One of their sons is meant, we assume, to be a stand-in for the director: a lad who becomes movie-mad (he collects projectionist’s discarded frames from film prints, lovingly gazing at tiny fragments of favorite movies) and wants to be a photographer as a teenager.

The sheer number of scenes in this film’s 2½-hour running time is staggering, especially given that most of them last for less than a minute. It must have been an enormously expensive way to make a movie, but Tornatore went for broke; he constructed the set of the town from scratch on a sun-saturated location in Tunisia.

The cast list includes a number of big Italian stars, most of whom have very fleeting roles. Monica Bellucci, from the “Matrix” pictures and “The Passion of the Christ,” is one example: a major European icon whose time onscreen lasts about 30 seconds, as an unnamed character in a very compromising position.

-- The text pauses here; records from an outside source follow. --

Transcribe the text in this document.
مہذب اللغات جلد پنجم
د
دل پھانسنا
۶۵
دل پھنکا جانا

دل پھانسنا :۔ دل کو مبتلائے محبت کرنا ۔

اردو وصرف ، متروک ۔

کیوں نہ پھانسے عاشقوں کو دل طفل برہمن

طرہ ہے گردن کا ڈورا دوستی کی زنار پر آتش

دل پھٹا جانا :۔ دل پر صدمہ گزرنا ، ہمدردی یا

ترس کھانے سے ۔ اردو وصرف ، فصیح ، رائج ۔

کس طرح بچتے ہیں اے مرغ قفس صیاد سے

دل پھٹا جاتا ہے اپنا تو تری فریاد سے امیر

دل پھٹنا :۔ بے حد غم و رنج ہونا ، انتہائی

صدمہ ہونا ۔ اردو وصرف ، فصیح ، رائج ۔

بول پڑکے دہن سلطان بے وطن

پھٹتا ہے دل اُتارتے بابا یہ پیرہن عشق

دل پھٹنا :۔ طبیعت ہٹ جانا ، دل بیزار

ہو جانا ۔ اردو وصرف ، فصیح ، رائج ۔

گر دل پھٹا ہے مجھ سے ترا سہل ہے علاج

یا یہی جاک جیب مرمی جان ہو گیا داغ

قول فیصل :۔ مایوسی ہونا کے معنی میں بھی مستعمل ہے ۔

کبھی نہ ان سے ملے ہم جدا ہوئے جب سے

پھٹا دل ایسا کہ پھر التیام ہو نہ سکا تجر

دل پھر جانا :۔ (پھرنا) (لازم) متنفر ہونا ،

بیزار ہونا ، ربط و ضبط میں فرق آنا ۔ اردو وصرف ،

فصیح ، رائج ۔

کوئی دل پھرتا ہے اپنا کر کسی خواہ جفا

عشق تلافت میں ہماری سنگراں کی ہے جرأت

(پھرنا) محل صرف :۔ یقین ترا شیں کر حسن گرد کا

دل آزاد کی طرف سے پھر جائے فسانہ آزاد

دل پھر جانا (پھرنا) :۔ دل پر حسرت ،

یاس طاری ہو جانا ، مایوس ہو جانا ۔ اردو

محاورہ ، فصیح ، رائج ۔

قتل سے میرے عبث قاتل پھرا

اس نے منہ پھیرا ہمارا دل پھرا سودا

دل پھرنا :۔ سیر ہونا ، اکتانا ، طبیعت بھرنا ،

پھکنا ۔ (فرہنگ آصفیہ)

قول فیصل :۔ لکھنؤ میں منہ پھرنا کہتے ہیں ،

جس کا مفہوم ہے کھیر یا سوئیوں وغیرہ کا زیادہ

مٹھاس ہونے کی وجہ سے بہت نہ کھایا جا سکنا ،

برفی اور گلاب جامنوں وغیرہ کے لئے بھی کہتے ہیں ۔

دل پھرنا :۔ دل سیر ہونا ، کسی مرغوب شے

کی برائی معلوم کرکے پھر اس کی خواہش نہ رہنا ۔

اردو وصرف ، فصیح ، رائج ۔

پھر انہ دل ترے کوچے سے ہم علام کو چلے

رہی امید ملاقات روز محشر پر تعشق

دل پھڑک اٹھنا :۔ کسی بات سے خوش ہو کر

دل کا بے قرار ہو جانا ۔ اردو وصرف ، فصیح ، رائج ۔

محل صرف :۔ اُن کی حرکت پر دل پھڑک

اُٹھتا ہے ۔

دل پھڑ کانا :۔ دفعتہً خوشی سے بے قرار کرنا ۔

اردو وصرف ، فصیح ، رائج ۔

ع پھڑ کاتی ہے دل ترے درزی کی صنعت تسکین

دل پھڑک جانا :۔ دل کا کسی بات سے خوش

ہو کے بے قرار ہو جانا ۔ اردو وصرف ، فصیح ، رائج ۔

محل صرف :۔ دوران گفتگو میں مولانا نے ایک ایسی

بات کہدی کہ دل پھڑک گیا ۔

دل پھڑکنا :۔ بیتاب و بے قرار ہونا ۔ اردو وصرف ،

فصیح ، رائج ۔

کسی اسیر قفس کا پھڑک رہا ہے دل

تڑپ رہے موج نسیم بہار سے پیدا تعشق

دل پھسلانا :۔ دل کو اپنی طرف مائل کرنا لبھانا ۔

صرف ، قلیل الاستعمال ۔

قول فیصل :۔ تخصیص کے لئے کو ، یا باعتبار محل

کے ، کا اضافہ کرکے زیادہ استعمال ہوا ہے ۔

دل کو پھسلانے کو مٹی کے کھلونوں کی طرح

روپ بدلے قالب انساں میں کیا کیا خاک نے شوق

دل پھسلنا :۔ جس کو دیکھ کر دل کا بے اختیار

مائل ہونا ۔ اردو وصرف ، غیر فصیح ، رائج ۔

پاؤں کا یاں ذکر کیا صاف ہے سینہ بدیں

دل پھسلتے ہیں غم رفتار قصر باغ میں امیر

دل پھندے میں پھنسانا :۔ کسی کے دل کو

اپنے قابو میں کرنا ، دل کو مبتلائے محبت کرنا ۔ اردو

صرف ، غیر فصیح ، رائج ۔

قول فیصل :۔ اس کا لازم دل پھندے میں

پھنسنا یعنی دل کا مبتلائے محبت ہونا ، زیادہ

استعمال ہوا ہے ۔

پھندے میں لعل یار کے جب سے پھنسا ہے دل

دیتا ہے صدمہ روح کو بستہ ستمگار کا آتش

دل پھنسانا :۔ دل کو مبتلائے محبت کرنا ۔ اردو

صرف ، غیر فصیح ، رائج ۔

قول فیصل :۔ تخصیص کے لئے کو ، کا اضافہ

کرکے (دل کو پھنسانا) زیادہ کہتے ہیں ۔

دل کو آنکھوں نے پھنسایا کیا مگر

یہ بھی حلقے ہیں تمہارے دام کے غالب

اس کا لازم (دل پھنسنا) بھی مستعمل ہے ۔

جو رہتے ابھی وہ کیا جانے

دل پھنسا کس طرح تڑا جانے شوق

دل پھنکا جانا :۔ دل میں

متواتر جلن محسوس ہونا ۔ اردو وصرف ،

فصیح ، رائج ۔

The sketchy style of the movie, which goes straight to the heart of every moment, tends to create a series of noisy, boisterous moments. I found it mostly unengaging, although it’s certainly an interesting way to approach a large canvas.

“Baaria” is easily pegged as a very Italian picture, or very Sicilian, to be exact about it. Which means if you are easily seduced by scenes of landscapes and food preparation, or small-town Mafioso accepting bribes and families shouting at each other across rustic dinner tables, you’ll find plenty to enjoy in this rather crazy spectacle.